Alınan tedbirler sıralanırken dikkat edilirse fark edilecektir ki Hz. Ebû Bekir ve ailesi canıyla malıyla her karede mevcut. “Anam babam Sana feda Ya Resûlallah!” sözünü sadece diliyle değil şu hadisede olduğu gibi hayatıyla söylemişti:
Yol boyunca Hz. Ebû Bekir Hz. Peygamber (sas)’in kâh önüne geçip yürüyor, kâh geri kalarak O’nu arkadan izliyor, bazen sağına, bazen de soluna geçerek birlikte yol alıyordu. Onun bu telaşını sezen Hz. Peygamber:
“Bu ne telaştır, Ya Ebâ Bekir? Hiç böyle yaptığını görmemiştim,” deyince:
“Ey Allah’ın Elçisi! Karşıdan gelebilecek bir saldırıyı düşünüyor, önüne geçiyorum; arkadan izlenebileceğin ihtimali aklıma geliyor bu sefer de geri plana geçiyorum. Bazen da sağında ya da solunda yürüyor Seni kollamak istiyorum. Sana bir kötülük gelebilir korkusu içindeyim, emin değilim,” cevabını verdi. Kendi canından geçmişti. Çünkü:
“Allah müminlerden, mallarını ve canlarını, kendilerine (verilecek) cennet karşılığında satın almıştır. Çünkü onlar Allah yolunda savaşırlar, öldürürler, ölürler. (Bu), Tevrat’ta, İncil’de ve Kur’ân’da Allah üzerine hak bir vaattir. Allah’tan daha çok sözünü yerine getiren kim vardır! O halde O’nunla yapmış olduğunuz bu alışverişinizden dolayı sevinin. İşte bu, (gerçekten) büyük kazançtır.” (9 Tevbe 111) Allah Resûlü dünya hayatını seyahat esnasında verilen bir molaya benzetiyor:
“Dünya (hayatı) ile benim ilgim, bir ağacın altında gölgelenip sonra da bırakıp giden yolcunun durumu gibidir.”[3]

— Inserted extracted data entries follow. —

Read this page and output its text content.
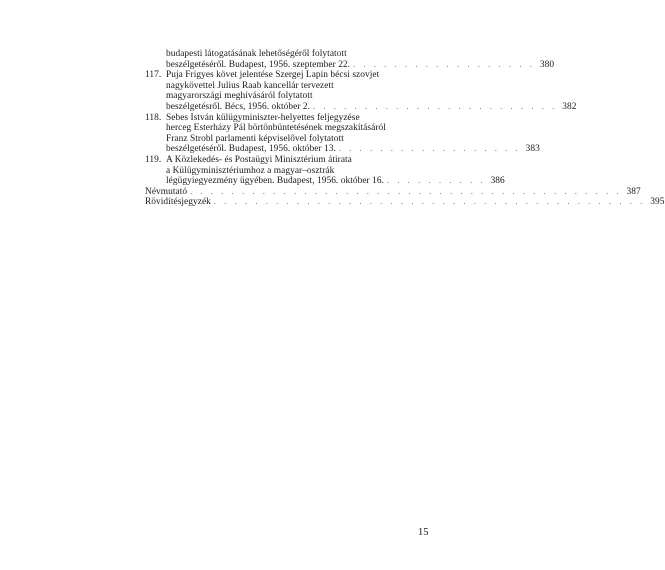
budapesti látogatásának lehetőségéről folytatott
beszélgetéséről. Budapest, 1956. szeptember 22. . . . . . . . . . . . . . . . . . . 380
117. Puja Frigyes követ jelentése Szergej Lapin bécsi szovjet
nagykövettel Julius Raab kancellár tervezett
magyarországi meghívásáról folytatott
beszélgetésről. Bécs, 1956. október 2. . . . . . . . . . . . . . . . . . . . . . . . . 382
118. Sebes István külügyminiszter-helyettes feljegyzése
herceg Esterházy Pál börtönbüntetésének megszakításáról
Franz Strobl parlamenti képviselővel folytatott
beszélgetéséről. Budapest, 1956. október 13. . . . . . . . . . . . . . . . . . . 383
119. A Közlekedés- és Postaügyi Minisztérium átirata
a Külügyminisztériumhoz a magyar–osztrák
légügyiegyezmény ügyében. Budapest, 1956. október 16. . . . . . . . . . . 386
Névmutató . . . . . . . . . . . . . . . . . . . . . . . . . . . . . . . . . . . . . . . . . . 387
Rövidítésjegyzék . . . . . . . . . . . . . . . . . . . . . . . . . . . . . . . . . . . . . . . . . . 395
15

Biz de bu yolculukta yol arkadaşlarımızı sıddık olanlardan seçersek, Yesrib’e varıp orayı Medine yapabiliriz inşallah… Böylece acı veren dünya, hukukun üstünlüğü ile kimseye haksızlığın yapılmadığı medeni bir diyar olur.[4]Herkesin hakkının ödendiği bir diyar…

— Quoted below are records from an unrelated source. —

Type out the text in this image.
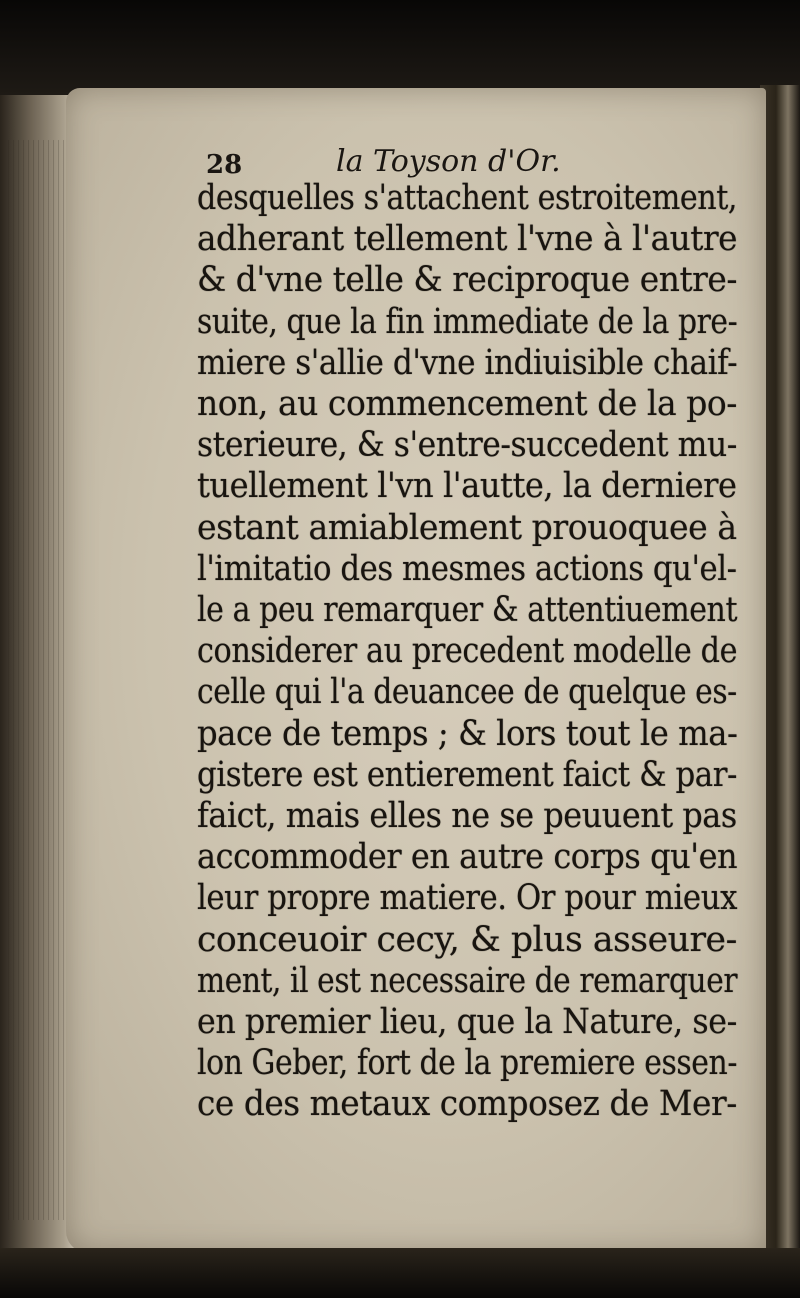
28	la Toyson d'Or.
desquelles s'attachent estroitement,
adherant tellement l'vne à l'autre
& d'vne telle & reciproque entre-
suite, que la fin immediate de la pre-
miere s'allie d'vne indiuisible chaif-
non, au commencement de la po-
sterieure, & s'entre-succedent mu-
tuellement l'vn l'autte, la derniere
estant amiablement prouoquee à
l'imitatio des mesmes actions qu'el-
le a peu remarquer & attentiuement
considerer au precedent modelle de
celle qui l'a deuancee de quelque es-
pace de temps ; & lors tout le ma-
gistere est entierement faict & par-
faict, mais elles ne se peuuent pas
accommoder en autre corps qu'en
leur propre matiere. Or pour mieux
conceuoir cecy, & plus asseure-
ment, il est necessaire de remarquer
en premier lieu, que la Nature, se-
lon Geber, fort de la premiere essen-
ce des metaux composez de Mer-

Allah Resûlü ile aynı mağarada bulunma şerefine nail olamadık belki. Ama O’na tâbi olarak aynı yolun yolcusu olmak istediğimizi gösterdik. Bu seyahatte bize düşen, tıpkı dostu Ebû Bekir gibi her türlü tedbiri alarak gelebilecek tüm saldırılara karşı O’nu korumak, candan önce cananı düşünmek, O’nun getirdiği her ne varsa onun sıddıkî olmak. Geride bıraktıklarımızı düşünmeden menzile varmayı hedeflemek. Malımızı, canımızı, evladımızı bu yola kurban etmek.
İlgili Yazılar:
Sıcakta Gölge, Soğukta Sütre: Hz. Ebû Bekir – I
Sıcakta Gölge, Soğukta Sütre: Hz. Ebû Bekir – II
[1] İbn Sa’d, et-Tabakâtu’l-Kübra, I/226, Taberi, II/369.

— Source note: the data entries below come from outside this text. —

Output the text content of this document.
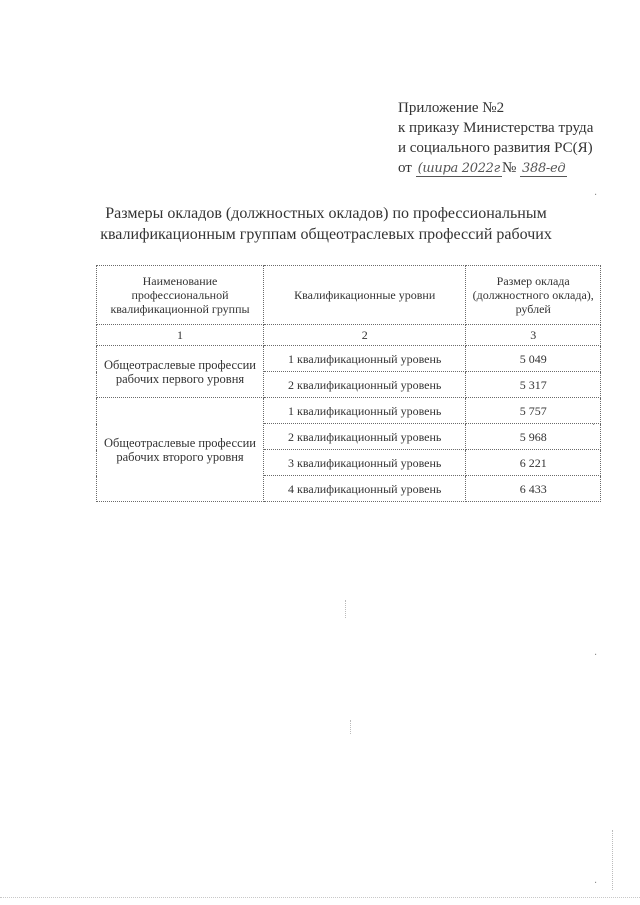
Приложение №2
к приказу Министерства труда
и социального развития РС(Я)
от (шира 2022г № 388-ед
Размеры окладов (должностных окладов) по профессиональным
квалификационным группам общеотраслевых профессий рабочих
Наименование профессиональной квалификационной группы	Квалификационные уровни	Размер оклада (должностного оклада), рублей
1	2	3
Общеотраслевые профессии рабочих первого уровня	1 квалификационный уровень	5 049
	2 квалификационный уровень	5 317
Общеотраслевые профессии рабочих второго уровня	1 квалификационный уровень	5 757
	2 квалификационный уровень	5 968
	3 квалификационный уровень	6 221
	4 квалификационный уровень	6 433
·
·
·
·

[2] İbn Hişâm, es-Sire, II, 485 .
[3] İbn Mâce, Zühd 3, hadis no: 4109, 2/1386.
[4] Yesrib’in, kelime manası, “acı veren”; Medine kelimesinin kökü olan ‘deyn’in manası ise borç’tur. Medine ise alacaklının borçludan borcunu aldığı yani hukukun üstün olduğu yer.